Muitos israelitas estão agora zangados com o governo liderado pelo primeiro-ministro Benjamin Netanyahu por ter sido apanhado tão desprevenido e lento a responder à incursão do Hamas.
Mas a Brothers and Sisters in Arms, uma organização israelita que liderava o protesto antigovernamental dos reservistas, mudou abruptamente de assunto quando surgiram detalhes do derramamento de sangue no fim de semana, e instou todos os voluntários da reserva a apresentarem-se ao serviço.

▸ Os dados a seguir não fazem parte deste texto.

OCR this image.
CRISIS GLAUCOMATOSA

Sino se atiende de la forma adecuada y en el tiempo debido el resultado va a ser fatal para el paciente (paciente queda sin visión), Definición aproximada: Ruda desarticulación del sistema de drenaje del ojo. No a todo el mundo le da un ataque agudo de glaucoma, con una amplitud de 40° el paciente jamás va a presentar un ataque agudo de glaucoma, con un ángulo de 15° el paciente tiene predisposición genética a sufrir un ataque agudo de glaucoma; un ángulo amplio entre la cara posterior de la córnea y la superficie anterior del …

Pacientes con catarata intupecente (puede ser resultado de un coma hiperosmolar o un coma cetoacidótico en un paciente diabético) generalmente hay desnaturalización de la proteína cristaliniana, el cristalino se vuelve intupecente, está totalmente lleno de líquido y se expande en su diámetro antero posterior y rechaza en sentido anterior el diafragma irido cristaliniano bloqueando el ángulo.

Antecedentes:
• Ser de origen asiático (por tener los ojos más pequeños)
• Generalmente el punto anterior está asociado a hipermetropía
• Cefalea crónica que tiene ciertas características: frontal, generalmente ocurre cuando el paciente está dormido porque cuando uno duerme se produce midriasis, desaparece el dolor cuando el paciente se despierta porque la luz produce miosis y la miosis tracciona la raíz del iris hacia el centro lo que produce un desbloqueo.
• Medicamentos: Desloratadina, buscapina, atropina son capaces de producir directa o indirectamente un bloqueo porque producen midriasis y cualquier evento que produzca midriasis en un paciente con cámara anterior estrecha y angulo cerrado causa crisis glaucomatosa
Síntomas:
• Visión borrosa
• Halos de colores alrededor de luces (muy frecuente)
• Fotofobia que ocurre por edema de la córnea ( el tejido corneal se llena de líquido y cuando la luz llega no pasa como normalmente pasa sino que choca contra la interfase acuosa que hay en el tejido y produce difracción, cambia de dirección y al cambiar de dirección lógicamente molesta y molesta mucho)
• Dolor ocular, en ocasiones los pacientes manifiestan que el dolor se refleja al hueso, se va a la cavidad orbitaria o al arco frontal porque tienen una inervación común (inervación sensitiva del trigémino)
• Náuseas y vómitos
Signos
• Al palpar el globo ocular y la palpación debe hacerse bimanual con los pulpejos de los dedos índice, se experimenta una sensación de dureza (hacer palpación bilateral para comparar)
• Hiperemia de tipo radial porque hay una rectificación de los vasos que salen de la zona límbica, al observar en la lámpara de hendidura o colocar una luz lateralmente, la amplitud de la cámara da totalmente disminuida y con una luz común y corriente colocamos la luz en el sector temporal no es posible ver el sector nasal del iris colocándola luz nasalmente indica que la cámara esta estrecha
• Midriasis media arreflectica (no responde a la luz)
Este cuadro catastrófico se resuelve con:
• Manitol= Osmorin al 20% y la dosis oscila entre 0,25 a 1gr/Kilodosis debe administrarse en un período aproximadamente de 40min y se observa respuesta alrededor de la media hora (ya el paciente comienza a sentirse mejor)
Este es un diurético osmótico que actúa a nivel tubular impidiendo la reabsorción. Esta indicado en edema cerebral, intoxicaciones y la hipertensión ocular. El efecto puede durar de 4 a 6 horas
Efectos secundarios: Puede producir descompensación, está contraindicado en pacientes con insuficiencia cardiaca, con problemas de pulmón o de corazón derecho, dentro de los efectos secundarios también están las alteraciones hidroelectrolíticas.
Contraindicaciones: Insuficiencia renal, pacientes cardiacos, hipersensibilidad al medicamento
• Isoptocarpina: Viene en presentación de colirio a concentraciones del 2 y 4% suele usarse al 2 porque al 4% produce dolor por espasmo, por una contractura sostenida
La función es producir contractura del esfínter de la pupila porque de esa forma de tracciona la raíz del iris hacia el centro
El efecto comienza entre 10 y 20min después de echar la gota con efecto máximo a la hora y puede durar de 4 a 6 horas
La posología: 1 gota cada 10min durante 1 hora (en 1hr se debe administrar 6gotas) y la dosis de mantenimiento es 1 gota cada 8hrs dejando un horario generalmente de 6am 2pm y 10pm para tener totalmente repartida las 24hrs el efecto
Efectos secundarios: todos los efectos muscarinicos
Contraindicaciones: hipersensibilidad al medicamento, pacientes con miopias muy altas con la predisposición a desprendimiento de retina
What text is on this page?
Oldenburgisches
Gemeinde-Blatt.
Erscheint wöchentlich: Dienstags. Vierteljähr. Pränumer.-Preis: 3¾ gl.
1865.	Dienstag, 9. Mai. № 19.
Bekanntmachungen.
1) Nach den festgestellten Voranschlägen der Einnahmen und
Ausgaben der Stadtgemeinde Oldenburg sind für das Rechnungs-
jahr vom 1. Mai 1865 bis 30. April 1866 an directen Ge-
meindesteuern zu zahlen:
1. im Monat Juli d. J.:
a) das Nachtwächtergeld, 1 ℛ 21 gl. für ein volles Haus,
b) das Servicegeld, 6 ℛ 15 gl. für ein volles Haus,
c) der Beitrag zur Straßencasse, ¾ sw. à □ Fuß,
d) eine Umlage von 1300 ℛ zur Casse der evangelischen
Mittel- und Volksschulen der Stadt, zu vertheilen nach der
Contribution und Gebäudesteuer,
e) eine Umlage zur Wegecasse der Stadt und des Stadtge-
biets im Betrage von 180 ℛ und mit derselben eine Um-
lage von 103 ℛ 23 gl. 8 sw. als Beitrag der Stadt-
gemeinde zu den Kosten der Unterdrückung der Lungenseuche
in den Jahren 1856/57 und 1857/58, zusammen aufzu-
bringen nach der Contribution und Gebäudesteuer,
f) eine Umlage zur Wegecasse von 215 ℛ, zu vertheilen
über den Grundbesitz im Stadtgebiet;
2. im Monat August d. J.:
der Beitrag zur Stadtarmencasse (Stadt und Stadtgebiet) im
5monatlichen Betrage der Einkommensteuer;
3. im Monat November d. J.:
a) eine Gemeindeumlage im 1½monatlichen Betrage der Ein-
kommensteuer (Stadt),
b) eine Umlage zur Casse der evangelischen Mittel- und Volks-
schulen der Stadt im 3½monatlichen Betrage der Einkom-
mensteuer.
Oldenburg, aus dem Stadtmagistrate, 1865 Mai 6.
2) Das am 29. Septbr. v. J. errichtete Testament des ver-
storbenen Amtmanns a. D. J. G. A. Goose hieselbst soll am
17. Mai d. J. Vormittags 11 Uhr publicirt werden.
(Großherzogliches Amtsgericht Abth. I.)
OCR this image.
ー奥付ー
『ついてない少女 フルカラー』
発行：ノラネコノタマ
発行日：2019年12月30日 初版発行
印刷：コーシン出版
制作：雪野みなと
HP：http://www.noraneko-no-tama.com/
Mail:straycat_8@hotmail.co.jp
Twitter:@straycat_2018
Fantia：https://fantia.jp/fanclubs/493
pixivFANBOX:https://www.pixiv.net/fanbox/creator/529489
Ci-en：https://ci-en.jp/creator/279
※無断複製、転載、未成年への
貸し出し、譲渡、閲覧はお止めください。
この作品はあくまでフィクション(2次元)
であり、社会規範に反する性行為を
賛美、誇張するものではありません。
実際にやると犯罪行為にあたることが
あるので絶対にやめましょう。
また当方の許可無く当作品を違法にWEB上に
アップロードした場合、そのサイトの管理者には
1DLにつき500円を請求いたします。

Os grupos de protesto também adaptaram a sua estrutura organizacional e logística para prestar assistência civil. Brothers and Sisters in Arms está liderando uma sala de operações civis com centenas de voluntários em um centro de exposições em Tel Aviv, coletando equipamentos como lanternas e carregadores de celulares para soldados e preparando pacotes para famílias em luto.
A comunidade de alta tecnologia de Israel também deixou de protestar contra o governo e passou a apoiar as pessoas feridas. Dezenas de empresas se uniram para arrecadar fundos e prestar assistência.
Roy Zur, executivo-chefe de uma empresa de segurança cibernética, disse que ele e alguns outros executivos se reuniram no sábado à noite para um brainstorming e no domingo se encontraram com o produtor do festival de música. O produtor, que perdeu a esposa e muitos amigos no massacre, tinha milhares de mensagens em seu telefone enviadas por participantes da rave enquanto eram atacados e por seus parentes que buscavam desesperadamente informações sobre seu paradeiro.
As empresas de tecnologia pegaram os dados e trabalharam rapidamente para mesclar nomes com fotos e vídeos usando tecnologia civil de reconhecimento facial.
“Foi provavelmente o banco de dados mais completo numa época em que tudo ainda era caótico”, disse Zur. “Fornecemos muitas informações críticas aos funcionários do governo.”
A sala de operações de alta tecnologia está agora também a recolher roupas e equipamentos, e uma equipa está concentrada na construção de casos de possíveis crimes de guerra cometidos pelos agressores.
No grupo de WhatsApp de Jerusalém, um guitarrista e uma cantora perguntavam onde poderiam ir para ajudar a aliviar a tristeza. Um grupo de psicoterapeutas oferecia apoio gratuito aos sobreviventes da rave e outras vítimas de traumas. Foi feito um chamado para que as pessoas participassem das orações em uma shiva, ou casa de luto.
Michael Kart, 45 anos, arquiteto, chegou ao museu cerca de 20 minutos depois de ver o pedido de ajuda para descarregar o caminhão. mas ele estava muito atrasado. Um número suficiente de voluntários chegou antes dele e o trabalho estava feito. Ele disse que esperaria pelo próximo.
“É impossível ficar de lado”, disse ele. “É um país pequeno. É triste que estejamos unidos por causa deste desastre, mas somos um.”